You get used to a yearly routine, and even if you don’t exactly love it, you become used to it, you fall into a relationship with it, and soon you can’t imagine your life beyond it. And I think this is both a good and bad thing.

After I graduated, I chose to forgo making a change for a year. I told myself that I’d be getting into school the next year, so there wasn’t a real reason to change anything. But I didn’t get into school, and I also lost my job, so in the winter months, I was left alone with my thoughts, and that ultimately led to depression.

I’ve never been depressed before, so I wasn’t sure how I was supposed to feel. You see those extreme cases in movies and television — where the person can’t get out of bed, where he or she loses interest in everything. But that wasn’t what I felt like. I was still interested in things, but I’d lost the important vitality of spirit. I got out of bed each and every morning, and I went about my daily business, but I began to feel numb around the corners. Life was a little gray scale. I got angry easily, and I probably hurt people in the process. I retreated more into myself, and fed off my perceived wounds. I was a very unhappy person.

I still don’t know how to describe depression, because I think it affects everyone differently. I’m too driven to “give up,” but I’m also a deeply sensitive individual — too sensitive, I think — and I began to feel sad, blue for no reason, and the only things I wanted to talk about were negative things. I saw the world clearly, but it was older, more remote, and there was an unshakeable sadness that pervaded my thoughts. I thought about worst-case scenarios. I’m a pessimist by nature, but it was more than that. It was something dark in me that colored my actions, and the ways I went about my life.

I remember one time: it was cold and rainy and I’d just driven back up from my home, three hours away. I got out of the car and went into my boyfriend’s house, and started crying. And I had no idea why I was crying, but I couldn’t stop it. Afterwards, I felt paralyzed. I couldn’t make my emotions work. It was as if they were stuck with glue — machinery that had forgotten its purpose. And in that brief moment, I forgot mine, and I despaired, stilted, staring at the blank wall. It was the worst thing I’ve ever felt in my entire life. I never want to feel that way again.

I’m not cured, but I finally decided to seek help. There’s so much stigma, still, in regards to mental illness. We throw around “crazy” like we do “fun,” “pretty,” “smart” — it’s a casual thing in our vernacular, and I don’t think that’s wise.

I come from a family that has had its bouts of mental illness, and I can tell you one thing: just because you’re “crazy” doesn’t mean you’re a bad person. It might make you do bad things, it might make you say terrible things to your loved ones, but it doesn’t infect your soul — only your mind. And thank God, that can be helped. But it’s still a scary thing, and one that we should show more sympathy to. It’s like any other disease out there. And you can’t spur it on — you can’t “go crazy” — because it isn’t a choice, it’s just a fruition of chemicals in your brain, genetics…it’s situational, and a little bit like a time bomb.

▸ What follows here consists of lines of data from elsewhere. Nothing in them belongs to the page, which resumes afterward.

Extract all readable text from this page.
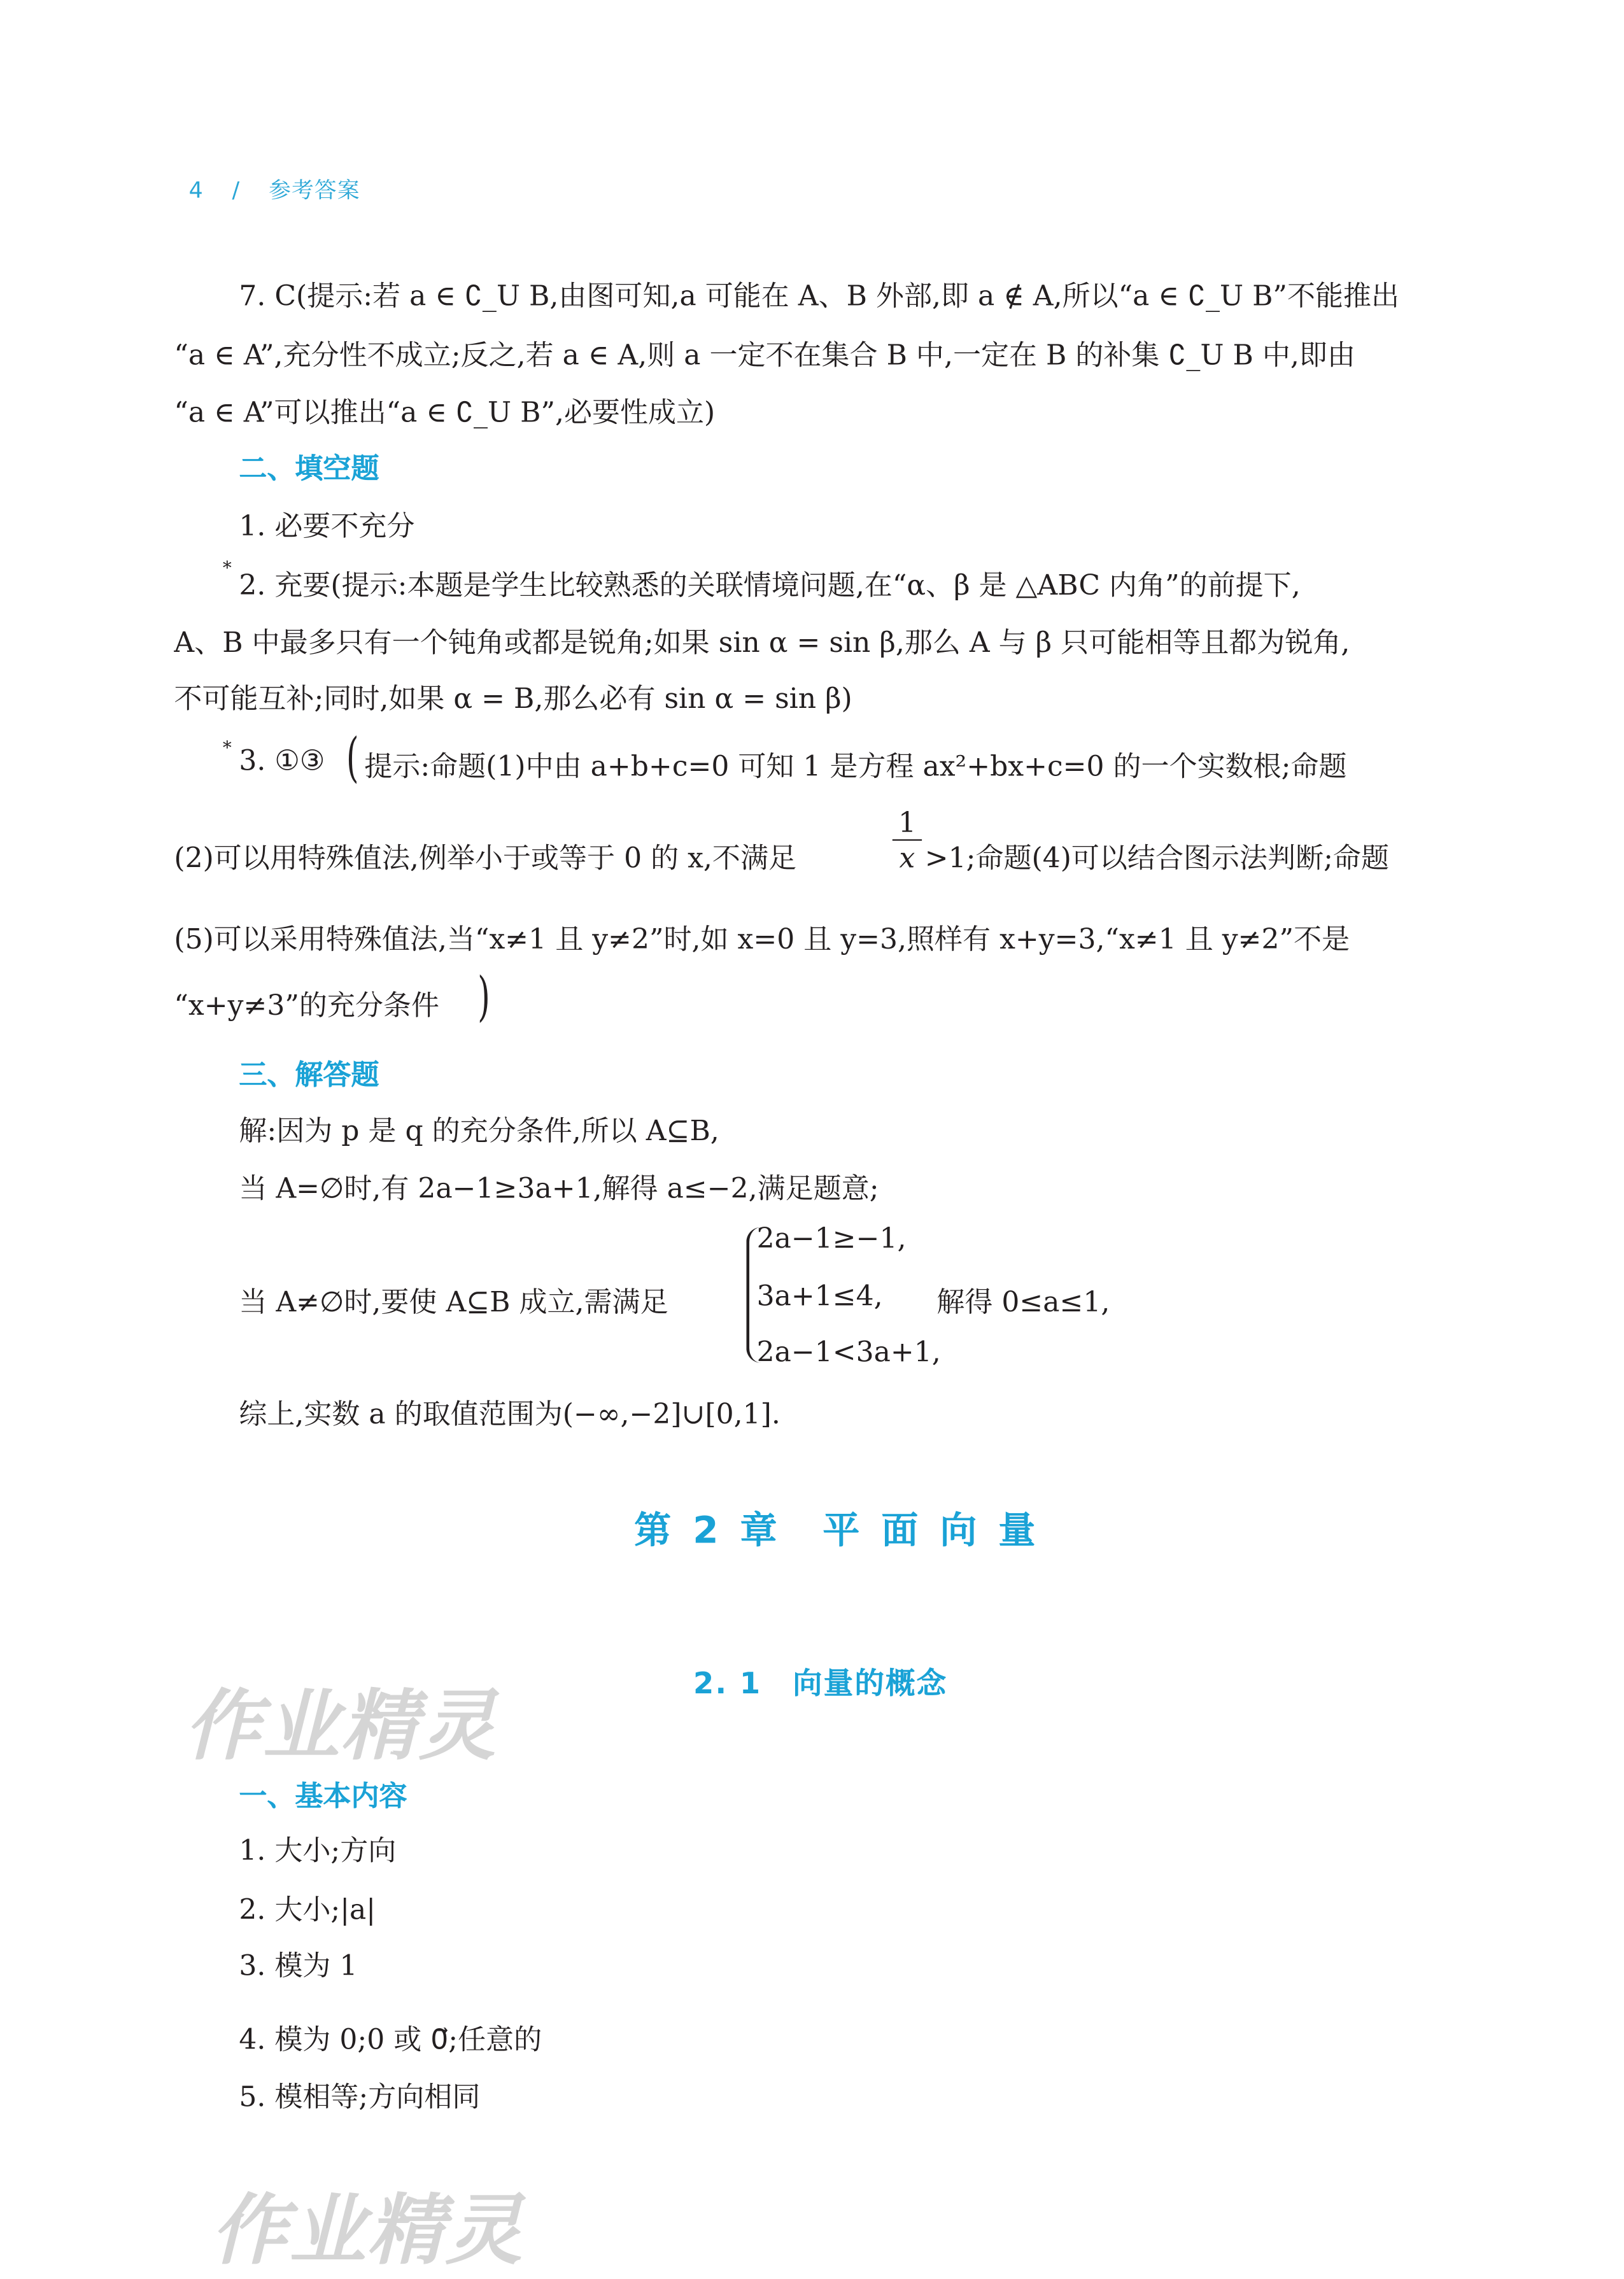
4	/	参考答案
7. C(提示:若 a ∈ ∁_U B,由图可知,a 可能在 A、B 外部,即 a ∉ A,所以“a ∈ ∁_U B”不能推出
“a ∈ A”,充分性不成立;反之,若 a ∈ A,则 a 一定不在集合 B 中,一定在 B 的补集 ∁_U B 中,即由
“a ∈ A”可以推出“a ∈ ∁_U B”,必要性成立)
二、填空题
1. 必要不充分
*
2. 充要(提示:本题是学生比较熟悉的关联情境问题,在“α、β 是 △ABC 内角”的前提下,
A、B 中最多只有一个钝角或都是锐角;如果 sin α = sin β,那么 A 与 β 只可能相等且都为锐角,
不可能互补;同时,如果 α = B,那么必有 sin α = sin β)
* 3. ①③ ( 提示:命题(1)中由 a+b+c=0 可知 1 是方程 ax²+bx+c=0 的一个实数根;命题
(2)可以用特殊值法,例举小于或等于 0 的 x,不满足	$\frac{1}{x} >1$;命题(4)可以结合图示法判断;命题
(5)可以采用特殊值法,当“x≠1 且 y≠2”时,如 x=0 且 y=3,照样有 x+y=3,“x≠1 且 y≠2”不是
“x+y≠3”的充分条件 )
三、解答题
解:因为 p 是 q 的充分条件,所以 A⊆B,
当 A=∅时,有 2a−1≥3a+1,解得 a≤−2,满足题意;
当 A≠∅时,要使 A⊆B 成立,需满足
2a−1≥−1,
3a+1≤4,
2a−1<3a+1,
解得 0≤a≤1,
综上,实数 a 的取值范围为(−∞,−2]∪[0,1].
第 2 章　平 面 向 量
作业精灵
2. 1　向量的概念
一、基本内容
1. 大小;方向
2. 大小;|a|
3. 模为 1
4. 模为 0;0 或 0⃗;任意的
5. 模相等;方向相同
作业精灵
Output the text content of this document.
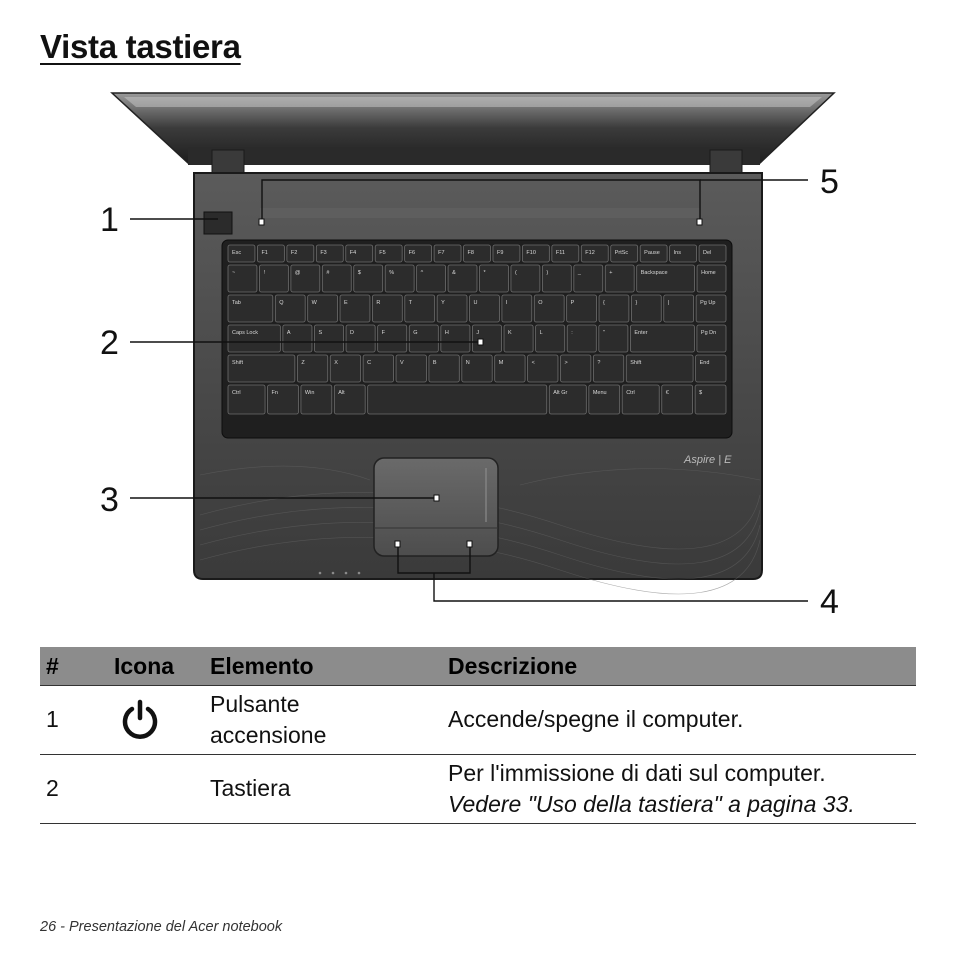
Vista tastiera
Esc	F1	F2	F3	F4	F5	F6	F7	F8	F9	F10	F11	F12	PrtSc	Pause	Ins	Del
~	!	@	#	$	%	^	&	*	(	)	_	+	Backspace	Home
Tab	Q	W	E	R	T	Y	U	I	O	P	{	}	|	Pg Up
Caps Lock	A	S	D	F	G	H	J	K	L	:	"	Enter	Pg Dn
Shift	Z	X	C	V	B	N	M	<	>	?	Shift	End
Ctrl	Fn	Win	Alt	Alt Gr	Menu	Ctrl	€	$
Aspire | E
1
2
3
4
5
#	Icona	Elemento	Descrizione
1		Pulsante
accensione	Accende/spegne il computer.
2		Tastiera	Per l'immissione di dati sul computer.
Vedere "Uso della tastiera" a pagina 33.
26 - Presentazione del Acer notebook
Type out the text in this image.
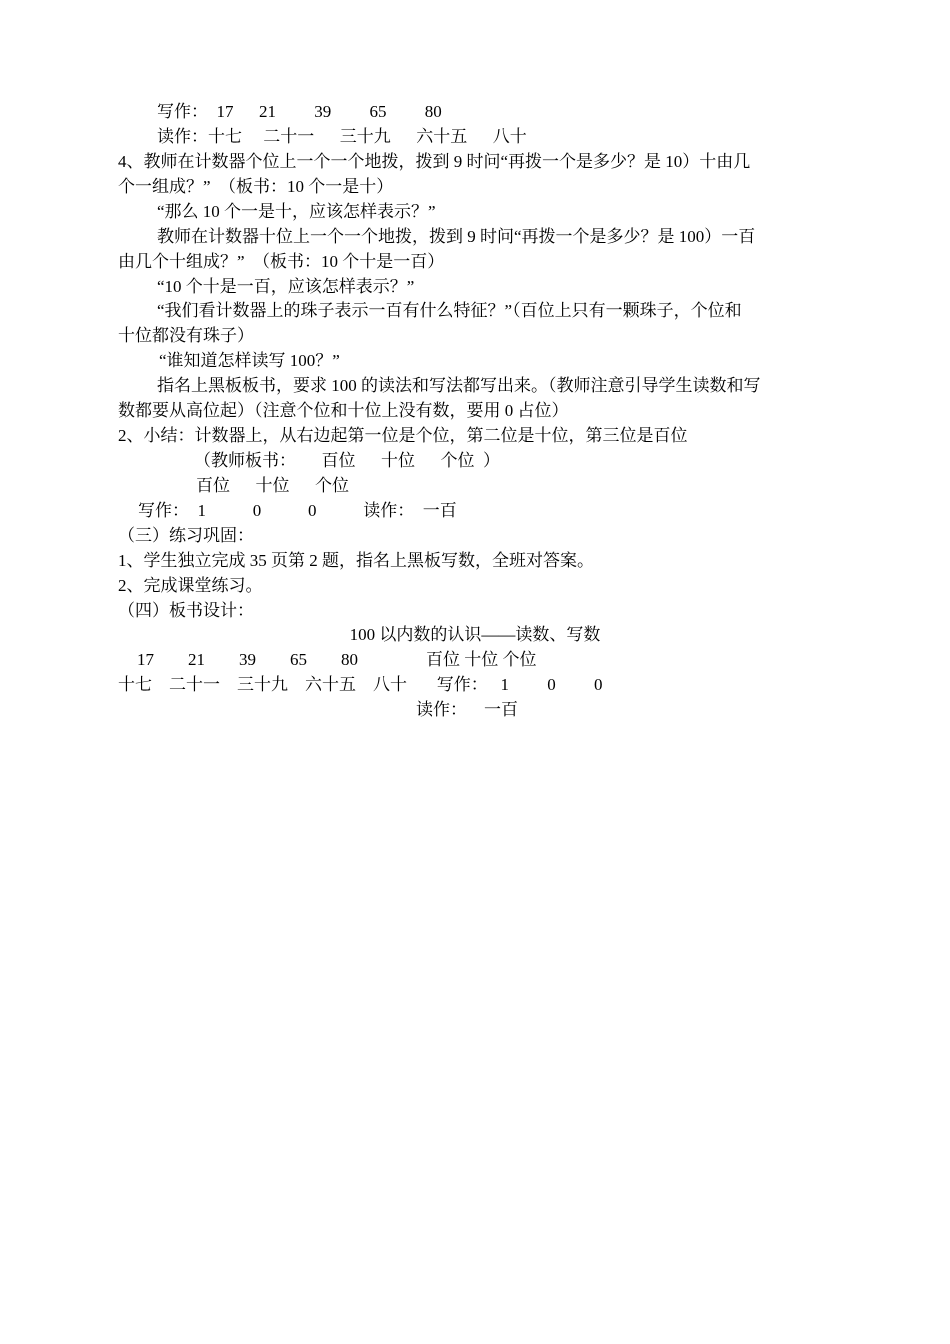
写作：  17      21         39         65         80
读作：十七     二十一      三十九      六十五      八十
4、教师在计数器个位上一个一个地拨，拨到 9 时问“再拨一个是多少？是 10）十由几
个一组成？”  （板书：10 个一是十）
“那么 10 个一是十，应该怎样表示？”
教师在计数器十位上一个一个地拨，拨到 9 时问“再拨一个是多少？是 100）一百
由几个十组成？”  （板书：10 个十是一百）
“10 个十是一百，应该怎样表示？”
“我们看计数器上的珠子表示一百有什么特征？”（百位上只有一颗珠子，个位和
十位都没有珠子）
“谁知道怎样读写 100？”
指名上黑板板书，要求 100 的读法和写法都写出来。（教师注意引导学生读数和写
数都要从高位起）（注意个位和十位上没有数，要用 0 占位）
2、小结：计数器上，从右边起第一位是个位，第二位是十位，第三位是百位
（教师板书：      百位      十位      个位  ）
百位      十位      个位
写作：  1           0           0           读作：  一百
（三）练习巩固：
1、学生独立完成 35 页第 2 题，指名上黑板写数，全班对答案。
2、完成课堂练习。
（四）板书设计：
100 以内数的认识——读数、写数
17        21        39        65        80                百位 十位 个位
十七    二十一    三十九    六十五    八十       写作：   1         0         0
读作：    一百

I don’t know what to think, but I’ll tell you one thing: I want to be fixed, and I want to see the world again for all of its beauty. It’s a tough, old bird, but it deserves our appreciation. I want to feel like myself again, and I want to experience that pure and unadulterated ease that comes with true happiness and true sorrow, and not an imitation of it filtered through a sad, tired, sick mind.